投稿されたつぶやきや日記の中には、学習指導要領や学習指導要領解説書がどんなものかを知らずに的外れな事を言っているものが散見されるのは、実に奇怪な事だ。

もっとも、記事を書いている記者や、配信している時事通信社の方もきちんと解っているのかとなると、相当に怪しげだが。

そもそも学習指導要領とは、教科書により、或いは教師により、学校教育の中身や質に極端な格差が出ないように、憲法に定める普通教育の全国共通の質を定むる手引だ。

そしてその解説書は、それをわかりやすく説明するもので、主として教科書編纂者、教科書検定官、教師が拠り所とするものに過ぎない。

教職を目指していた頃、

年齢制限で断念せざるを得なくなるまで、

折を見ては見ていたが、これを踏まえて教科書を見てみると、時に出来の悪い小論文を採点させられる採点者にいたく同情したくなる事がままあった。

とは言え、そのボリュームから考えると非常に廉価で販売され、販売されている場所さえ知っていれば、誰でも手にする事ができる。

因みに、最近の教科書を教科書販売取扱店で手に入れようとしたら、教科による違いはあるが、500円前後、学習指導要領は300円位。

学習指導要領解説書は、200円位だったと言う記憶がある。

なんの教科だか失念したが、300ページあまりて税抜100円余りというのを見たこともある。

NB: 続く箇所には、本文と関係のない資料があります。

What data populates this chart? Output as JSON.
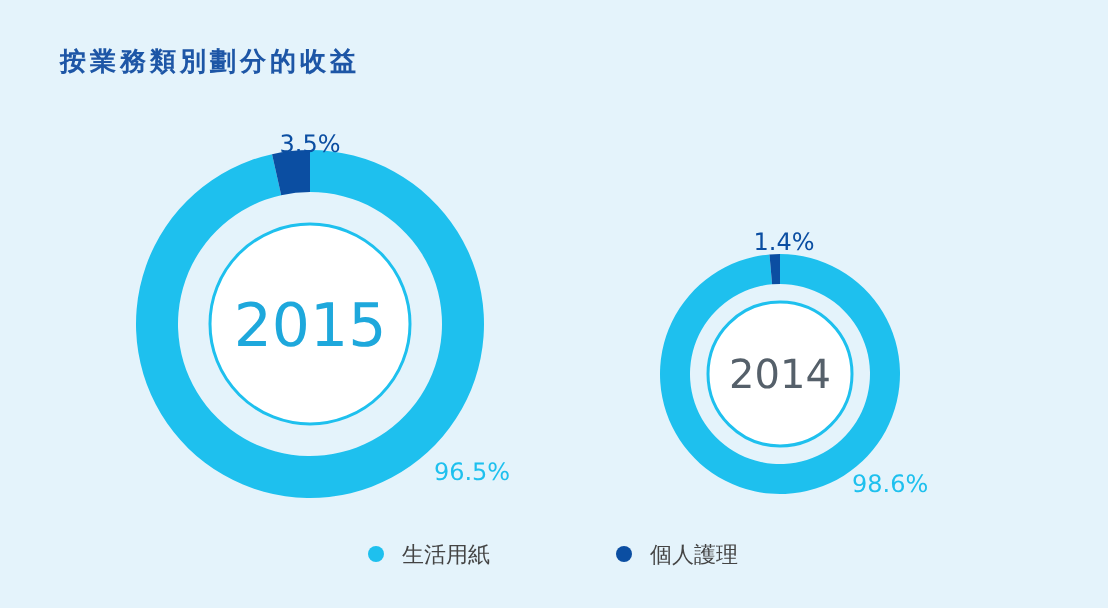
{
  "chart_data": [
    {
      "type": "donut",
      "title": "按業務類別劃分的收益",
      "annotations": [
        "2015"
      ],
      "categories": [
        "生活用紙",
        "個人護理"
      ],
      "values": [
        96.5,
        3.5
      ],
      "colors": [
        "#1ec0ee",
        "#0b4ea2"
      ],
      "value_labels": [
        "96.5%",
        "3.5%"
      ],
      "legend": "bottom"
    },
    {
      "type": "donut",
      "annotations": [
        "2014"
      ],
      "categories": [
        null,
        null
      ],
      "values": [
        98.6,
        1.4
      ],
      "colors": [
        "#1ec0ee",
        "#0b4ea2"
      ],
      "value_labels": [
        "98.6%",
        "1.4%"
      ]
    }
  ]
}
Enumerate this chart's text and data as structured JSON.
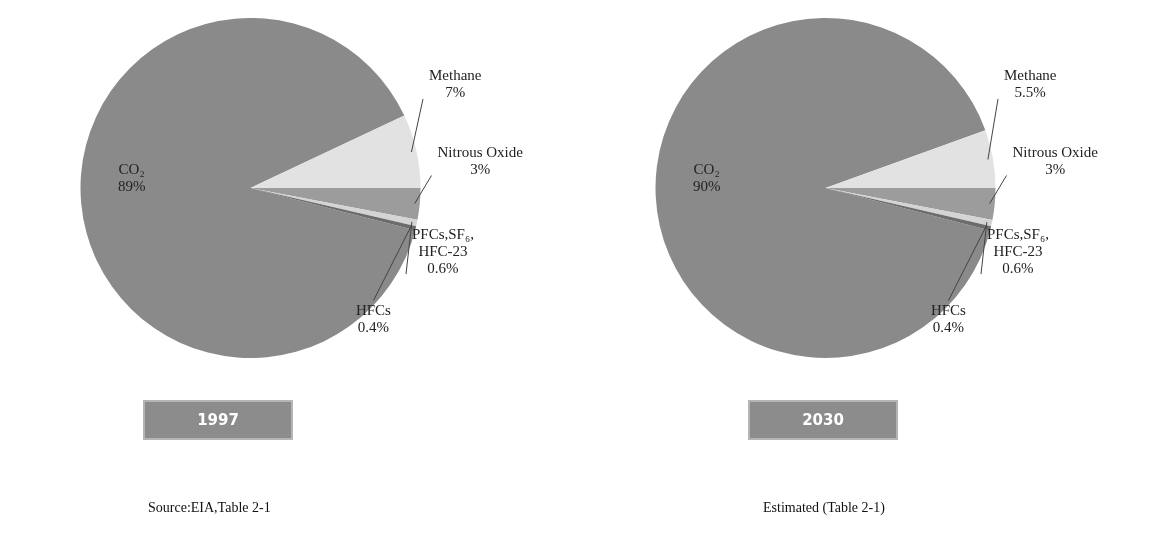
{
  "chart_data": [
    {
      "type": "pie",
      "title": "1997",
      "categories": [
        "CO₂",
        "Methane",
        "Nitrous Oxide",
        "PFCs,SF₆, HFC-23",
        "HFCs"
      ],
      "values": [
        89,
        7,
        3,
        0.6,
        0.4
      ],
      "colors": [
        "#8a8a8a",
        "#e2e2e2",
        "#9c9c9c",
        "#d4d4d4",
        "#6c6c6c"
      ],
      "value_labels": [
        "89%",
        "7%",
        "3%",
        "0.6%",
        "0.4%"
      ],
      "annotations": [
        "Source:EIA,Table 2-1"
      ]
    },
    {
      "type": "pie",
      "title": "2030",
      "categories": [
        "CO₂",
        "Methane",
        "Nitrous Oxide",
        "PFCs,SF₆, HFC-23",
        "HFCs"
      ],
      "values": [
        90,
        5.5,
        3,
        0.6,
        0.4
      ],
      "colors": [
        "#8a8a8a",
        "#e2e2e2",
        "#9c9c9c",
        "#d4d4d4",
        "#6c6c6c"
      ],
      "value_labels": [
        "90%",
        "5.5%",
        "3%",
        "0.6%",
        "0.4%"
      ],
      "annotations": [
        "Estimated (Table 2-1)"
      ]
    }
  ]
}
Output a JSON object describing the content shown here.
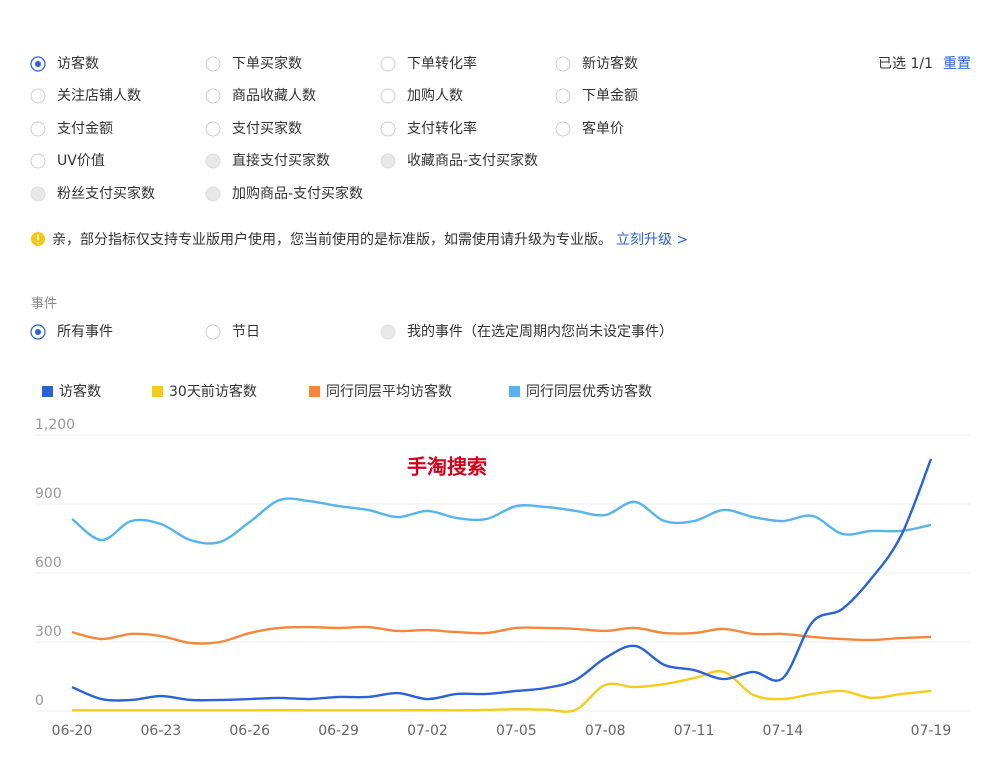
{
  "filters": {
    "rows": [
      [
        {
          "label": "访客数",
          "checked": true
        },
        {
          "label": "下单买家数"
        },
        {
          "label": "下单转化率"
        },
        {
          "label": "新访客数"
        }
      ],
      [
        {
          "label": "关注店铺人数"
        },
        {
          "label": "商品收藏人数"
        },
        {
          "label": "加购人数"
        },
        {
          "label": "下单金额"
        }
      ],
      [
        {
          "label": "支付金额"
        },
        {
          "label": "支付买家数"
        },
        {
          "label": "支付转化率"
        },
        {
          "label": "客单价"
        }
      ],
      [
        {
          "label": "UV价值"
        },
        {
          "label": "直接支付买家数",
          "disabled": true
        },
        {
          "label": "收藏商品-支付买家数",
          "disabled": true
        }
      ],
      [
        {
          "label": "粉丝支付买家数",
          "disabled": true
        },
        {
          "label": "加购商品-支付买家数",
          "disabled": true
        }
      ]
    ],
    "count": "已选 1/1",
    "reset": "重置"
  },
  "notice": {
    "text": "亲，部分指标仅支持专业版用户使用，您当前使用的是标准版，如需使用请升级为专业版。",
    "link": "立刻升级 >"
  },
  "events": {
    "label": "事件",
    "options": [
      {
        "label": "所有事件",
        "checked": true
      },
      {
        "label": "节日"
      },
      {
        "label": "我的事件（在选定周期内您尚未设定事件）",
        "disabled": true
      }
    ]
  },
  "chart_data": {
    "type": "line",
    "annotation": "手淘搜索",
    "categories": [
      "06-20",
      null,
      null,
      "06-23",
      null,
      null,
      "06-26",
      null,
      null,
      "06-29",
      null,
      null,
      "07-02",
      null,
      null,
      "07-05",
      null,
      null,
      "07-08",
      null,
      null,
      "07-11",
      null,
      null,
      "07-14",
      null,
      null,
      null,
      null,
      "07-19"
    ],
    "series": [
      {
        "name": "访客数",
        "color": "#2a62d8",
        "values": [
          104,
          52,
          48,
          65,
          48,
          48,
          52,
          57,
          52,
          61,
          61,
          78,
          52,
          74,
          74,
          87,
          100,
          135,
          230,
          283,
          200,
          178,
          139,
          170,
          143,
          387,
          443,
          578,
          765,
          1096
        ]
      },
      {
        "name": "30天前访客数",
        "color": "#f5cc1e",
        "values": [
          3,
          3,
          3,
          3,
          3,
          3,
          3,
          4,
          3,
          3,
          3,
          3,
          4,
          3,
          5,
          8,
          6,
          5,
          113,
          104,
          117,
          143,
          170,
          70,
          52,
          74,
          87,
          57,
          74,
          87
        ]
      },
      {
        "name": "同行同层平均访客数",
        "color": "#f4873b",
        "values": [
          343,
          313,
          335,
          326,
          296,
          300,
          339,
          361,
          365,
          361,
          365,
          348,
          352,
          343,
          339,
          361,
          361,
          357,
          348,
          361,
          339,
          339,
          357,
          335,
          335,
          322,
          313,
          309,
          317,
          322
        ]
      },
      {
        "name": "同行同层优秀访客数",
        "color": "#55b4f0",
        "values": [
          835,
          743,
          826,
          813,
          743,
          735,
          822,
          917,
          913,
          891,
          874,
          843,
          870,
          839,
          835,
          891,
          887,
          870,
          852,
          909,
          826,
          826,
          874,
          843,
          826,
          848,
          770,
          783,
          783,
          809
        ]
      }
    ],
    "ylim": [
      0,
      1200
    ],
    "yticks": [
      0,
      300,
      600,
      900,
      {
        "value": 1200,
        "label": "1,200"
      }
    ],
    "grid": true
  }
}
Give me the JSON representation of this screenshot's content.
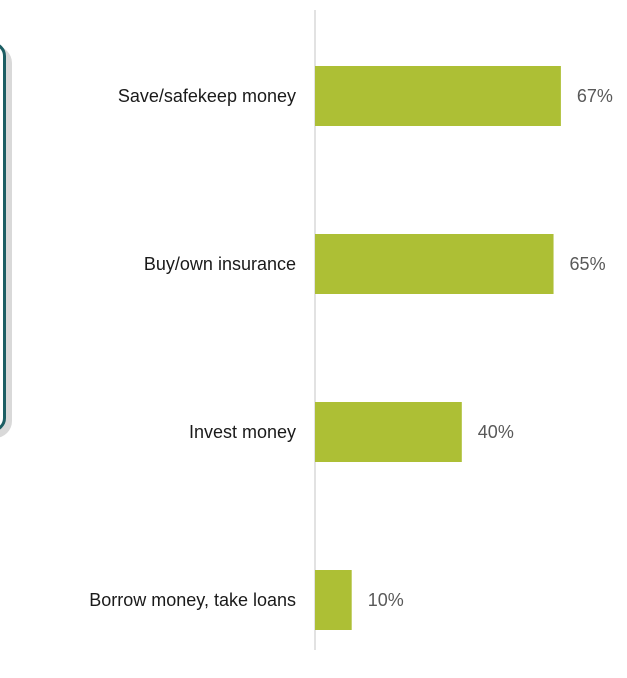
{
  "chart_data": {
    "type": "bar",
    "orientation": "horizontal",
    "categories": [
      "Save/safekeep money",
      "Buy/own insurance",
      "Invest money",
      "Borrow money, take loans"
    ],
    "values": [
      67,
      65,
      40,
      10
    ],
    "value_labels": [
      "67%",
      "65%",
      "40%",
      "10%"
    ],
    "unit": "%",
    "title": "",
    "xlabel": "",
    "ylabel": "",
    "xlim": [
      0,
      100
    ],
    "grid": false,
    "legend": "none",
    "colors": {
      "bar": "#adbf35",
      "axis": "#d9d9d9",
      "category_text": "#1a1a1a",
      "value_text": "#595959",
      "side_panel_border": "#1c5e63"
    }
  }
}
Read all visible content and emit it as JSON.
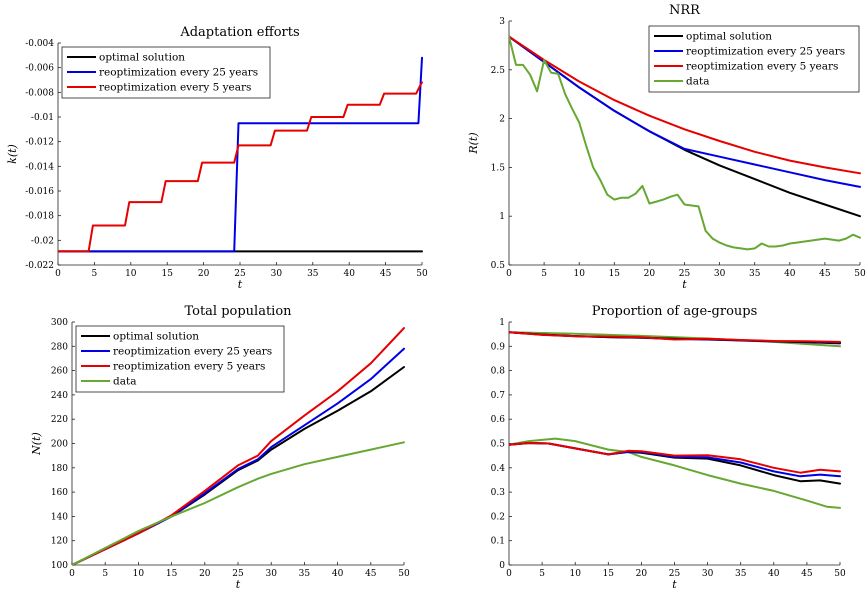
{
  "colors": {
    "optimal": "#000000",
    "reopt25": "#0000e6",
    "reopt5": "#e60000",
    "data": "#66a832"
  },
  "chart_data": [
    {
      "type": "line",
      "title": "Adaptation efforts",
      "xlabel": "t",
      "ylabel": "k(t)",
      "xlim": [
        0,
        50
      ],
      "ylim": [
        -0.022,
        -0.004
      ],
      "xticks": [
        0,
        5,
        10,
        15,
        20,
        25,
        30,
        35,
        40,
        45,
        50
      ],
      "yticks": [
        -0.022,
        -0.02,
        -0.018,
        -0.016,
        -0.014,
        -0.012,
        -0.01,
        -0.008,
        -0.006,
        -0.004
      ],
      "ytick_labels": [
        "-0.022",
        "-0.02",
        "-0.018",
        "-0.016",
        "-0.014",
        "-0.012",
        "-0.01",
        "-0.008",
        "-0.006",
        "-0.004"
      ],
      "legend": "top-left",
      "series": [
        {
          "name": "optimal solution",
          "color": "#000000",
          "x": [
            0,
            50
          ],
          "y": [
            -0.0209,
            -0.0209
          ]
        },
        {
          "name": "reoptimization every 25 years",
          "color": "#0000e6",
          "x": [
            0,
            24.2,
            24.8,
            49.5,
            50
          ],
          "y": [
            -0.0209,
            -0.0209,
            -0.0105,
            -0.0105,
            -0.0052
          ]
        },
        {
          "name": "reoptimization every 5 years",
          "color": "#e60000",
          "x": [
            0,
            4.2,
            4.8,
            9.2,
            9.8,
            14.2,
            14.8,
            19.2,
            19.8,
            24.2,
            24.8,
            29.2,
            29.8,
            34.2,
            34.8,
            39.2,
            39.8,
            44.2,
            44.8,
            49.2,
            49.8,
            50
          ],
          "y": [
            -0.0209,
            -0.0209,
            -0.0188,
            -0.0188,
            -0.0169,
            -0.0169,
            -0.0152,
            -0.0152,
            -0.0137,
            -0.0137,
            -0.0123,
            -0.0123,
            -0.0111,
            -0.0111,
            -0.01,
            -0.01,
            -0.009,
            -0.009,
            -0.0081,
            -0.0081,
            -0.0074,
            -0.0072
          ]
        }
      ]
    },
    {
      "type": "line",
      "title": "NRR",
      "xlabel": "t",
      "ylabel": "R(t)",
      "xlim": [
        0,
        50
      ],
      "ylim": [
        0.5,
        3
      ],
      "xticks": [
        0,
        5,
        10,
        15,
        20,
        25,
        30,
        35,
        40,
        45,
        50
      ],
      "yticks": [
        0.5,
        1,
        1.5,
        2,
        2.5,
        3
      ],
      "ytick_labels": [
        "0.5",
        "1",
        "1.5",
        "2",
        "2.5",
        "3"
      ],
      "legend": "top-right",
      "series": [
        {
          "name": "optimal solution",
          "color": "#000000",
          "x": [
            0,
            5,
            10,
            15,
            20,
            25,
            30,
            35,
            40,
            45,
            50
          ],
          "y": [
            2.84,
            2.58,
            2.32,
            2.08,
            1.87,
            1.68,
            1.52,
            1.38,
            1.24,
            1.12,
            1.0
          ]
        },
        {
          "name": "reoptimization every 25 years",
          "color": "#0000e6",
          "x": [
            0,
            5,
            10,
            15,
            20,
            25,
            30,
            35,
            40,
            45,
            50
          ],
          "y": [
            2.84,
            2.58,
            2.32,
            2.08,
            1.87,
            1.69,
            1.61,
            1.53,
            1.45,
            1.37,
            1.3
          ]
        },
        {
          "name": "reoptimization every 5 years",
          "color": "#e60000",
          "x": [
            0,
            5,
            10,
            15,
            20,
            25,
            30,
            35,
            40,
            45,
            50
          ],
          "y": [
            2.84,
            2.6,
            2.38,
            2.19,
            2.03,
            1.89,
            1.77,
            1.66,
            1.57,
            1.5,
            1.44
          ]
        },
        {
          "name": "data",
          "color": "#66a832",
          "x": [
            0,
            1,
            2,
            3,
            4,
            5,
            6,
            7,
            8,
            9,
            10,
            11,
            12,
            13,
            14,
            15,
            16,
            17,
            18,
            19,
            20,
            21,
            22,
            23,
            24,
            25,
            26,
            27,
            28,
            29,
            30,
            31,
            32,
            33,
            34,
            35,
            36,
            37,
            38,
            39,
            40,
            41,
            42,
            43,
            44,
            45,
            46,
            47,
            48,
            49,
            50
          ],
          "y": [
            2.84,
            2.55,
            2.55,
            2.45,
            2.28,
            2.6,
            2.47,
            2.46,
            2.25,
            2.1,
            1.96,
            1.72,
            1.5,
            1.37,
            1.22,
            1.17,
            1.19,
            1.19,
            1.23,
            1.31,
            1.13,
            1.15,
            1.17,
            1.2,
            1.22,
            1.12,
            1.11,
            1.1,
            0.85,
            0.77,
            0.73,
            0.7,
            0.68,
            0.67,
            0.66,
            0.67,
            0.72,
            0.69,
            0.69,
            0.7,
            0.72,
            0.73,
            0.74,
            0.75,
            0.76,
            0.77,
            0.76,
            0.75,
            0.77,
            0.81,
            0.78
          ]
        }
      ]
    },
    {
      "type": "line",
      "title": "Total population",
      "xlabel": "t",
      "ylabel": "N(t)",
      "xlim": [
        0,
        50
      ],
      "ylim": [
        100,
        300
      ],
      "xticks": [
        0,
        5,
        10,
        15,
        20,
        25,
        30,
        35,
        40,
        45,
        50
      ],
      "yticks": [
        100,
        120,
        140,
        160,
        180,
        200,
        220,
        240,
        260,
        280,
        300
      ],
      "ytick_labels": [
        "100",
        "120",
        "140",
        "160",
        "180",
        "200",
        "220",
        "240",
        "260",
        "280",
        "300"
      ],
      "legend": "top-left",
      "series": [
        {
          "name": "optimal solution",
          "color": "#000000",
          "x": [
            0,
            5,
            10,
            15,
            20,
            25,
            28,
            30,
            35,
            40,
            45,
            50
          ],
          "y": [
            100,
            113,
            126,
            140,
            158,
            178,
            186,
            195,
            212,
            227,
            243,
            263
          ]
        },
        {
          "name": "reoptimization every 25 years",
          "color": "#0000e6",
          "x": [
            0,
            5,
            10,
            15,
            20,
            25,
            28,
            30,
            35,
            40,
            45,
            50
          ],
          "y": [
            100,
            113,
            126,
            140,
            159,
            179,
            187,
            197,
            215,
            233,
            253,
            278
          ]
        },
        {
          "name": "reoptimization every 5 years",
          "color": "#e60000",
          "x": [
            0,
            5,
            10,
            15,
            20,
            25,
            28,
            30,
            35,
            40,
            45,
            50
          ],
          "y": [
            100,
            113,
            126,
            141,
            161,
            182,
            190,
            202,
            223,
            243,
            266,
            295
          ]
        },
        {
          "name": "data",
          "color": "#66a832",
          "x": [
            0,
            5,
            10,
            15,
            20,
            25,
            28,
            30,
            35,
            40,
            45,
            50
          ],
          "y": [
            100,
            114,
            128,
            140,
            151,
            164,
            171,
            175,
            183,
            189,
            195,
            201
          ]
        }
      ]
    },
    {
      "type": "line",
      "title": "Proportion of age-groups",
      "xlabel": "t",
      "ylabel": "",
      "xlim": [
        0,
        50
      ],
      "ylim": [
        0,
        1
      ],
      "xticks": [
        0,
        5,
        10,
        15,
        20,
        25,
        30,
        35,
        40,
        45,
        50
      ],
      "yticks": [
        0,
        0.1,
        0.2,
        0.3,
        0.4,
        0.5,
        0.6,
        0.7,
        0.8,
        0.9,
        1
      ],
      "ytick_labels": [
        "0",
        "0.1",
        "0.2",
        "0.3",
        "0.4",
        "0.5",
        "0.6",
        "0.7",
        "0.8",
        "0.9",
        "1"
      ],
      "legend": "none",
      "series": [
        {
          "color": "#66a832",
          "x": [
            0,
            10,
            20,
            30,
            40,
            50
          ],
          "y": [
            0.958,
            0.952,
            0.943,
            0.932,
            0.918,
            0.9
          ]
        },
        {
          "color": "#0000e6",
          "x": [
            0,
            5,
            10,
            15,
            20,
            25,
            30,
            35,
            40,
            45,
            50
          ],
          "y": [
            0.958,
            0.948,
            0.942,
            0.938,
            0.935,
            0.93,
            0.928,
            0.924,
            0.92,
            0.917,
            0.912
          ]
        },
        {
          "color": "#000000",
          "x": [
            0,
            5,
            10,
            15,
            20,
            25,
            30,
            35,
            40,
            45,
            50
          ],
          "y": [
            0.958,
            0.948,
            0.942,
            0.938,
            0.936,
            0.931,
            0.929,
            0.925,
            0.921,
            0.918,
            0.915
          ]
        },
        {
          "color": "#e60000",
          "x": [
            0,
            5,
            10,
            15,
            20,
            25,
            30,
            35,
            40,
            45,
            50
          ],
          "y": [
            0.958,
            0.947,
            0.941,
            0.94,
            0.937,
            0.928,
            0.931,
            0.926,
            0.922,
            0.921,
            0.918
          ]
        },
        {
          "color": "#66a832",
          "x": [
            0,
            3,
            7,
            10,
            15,
            18,
            20,
            25,
            30,
            35,
            40,
            45,
            48,
            50
          ],
          "y": [
            0.495,
            0.51,
            0.52,
            0.51,
            0.475,
            0.465,
            0.445,
            0.41,
            0.37,
            0.335,
            0.305,
            0.265,
            0.24,
            0.235
          ]
        },
        {
          "color": "#000000",
          "x": [
            0,
            3,
            6,
            10,
            15,
            18,
            20,
            25,
            30,
            35,
            40,
            44,
            47,
            50
          ],
          "y": [
            0.495,
            0.502,
            0.5,
            0.48,
            0.455,
            0.465,
            0.462,
            0.442,
            0.438,
            0.41,
            0.37,
            0.345,
            0.348,
            0.335
          ]
        },
        {
          "color": "#0000e6",
          "x": [
            0,
            3,
            6,
            10,
            15,
            18,
            20,
            25,
            30,
            35,
            40,
            44,
            47,
            50
          ],
          "y": [
            0.495,
            0.502,
            0.5,
            0.48,
            0.455,
            0.466,
            0.465,
            0.445,
            0.443,
            0.422,
            0.385,
            0.365,
            0.372,
            0.365
          ]
        },
        {
          "color": "#e60000",
          "x": [
            0,
            3,
            6,
            10,
            15,
            18,
            20,
            25,
            30,
            35,
            40,
            44,
            47,
            50
          ],
          "y": [
            0.495,
            0.502,
            0.5,
            0.48,
            0.455,
            0.47,
            0.468,
            0.45,
            0.452,
            0.435,
            0.4,
            0.38,
            0.392,
            0.385
          ]
        }
      ]
    }
  ]
}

さて、一方で、もっと問題にすべきものがあるが、これを取り上げないのは片手落ちにもほどがあろう。

それは教師用指導書と言う解説書。

作成しているのは教科書会社だ。

こちらは検定対象とはならないし、

市販もされていない。

教科書を採用した事に対する「御礼品」として、各教師に教科書会社から配布されるものだ。

中を見ると、

児童生徒に線を引かせる場所、

板書する内容、

質問に対する想定問答、

教科書会社や編纂者の主義主張がてんこ盛り、

のネタ本だ。

これさえあれば、偽教師も今日から一人前の教師を装える代物。

こちらをこそ問題視せねばなるまい。

もっとも、時事通信社が問題視している会見手続きなる代物、憲法そのものに規定されていることはもちろん、手続法令としての国民投票法などは公開されている。

教師において、これを熟読しないまでも、見れば、今まででもなんら支障なく指導できる程度のものだ。

多忙な教師のため、解説書においてその概要を簡単に触れる事は、なんら問題はないだろう。

戦後教育の要の一つに教科書の位置付けがある。

教科書は、表紙を見ると教科用図書とどの教科書にも書かれている。

これは、教科書で教える事を求めているのであり、教科書を教える事を求めているのではない。

奇妙な事に、事ある毎に教科書を問題視し、敵視する諸君、その大半は所謂サヨクの諸君とお見受けするが、その主張を乱暴ながら要約させて頂くと、この基本的な事を無視し、或いは知らないのではないなと思わざるを得ない。

すなわち、この諸君の批判を正当化するためには教科書で教えるのではなく教科書を教えねばならないからで、是即ち国定教科書の考え方そのものだからだ。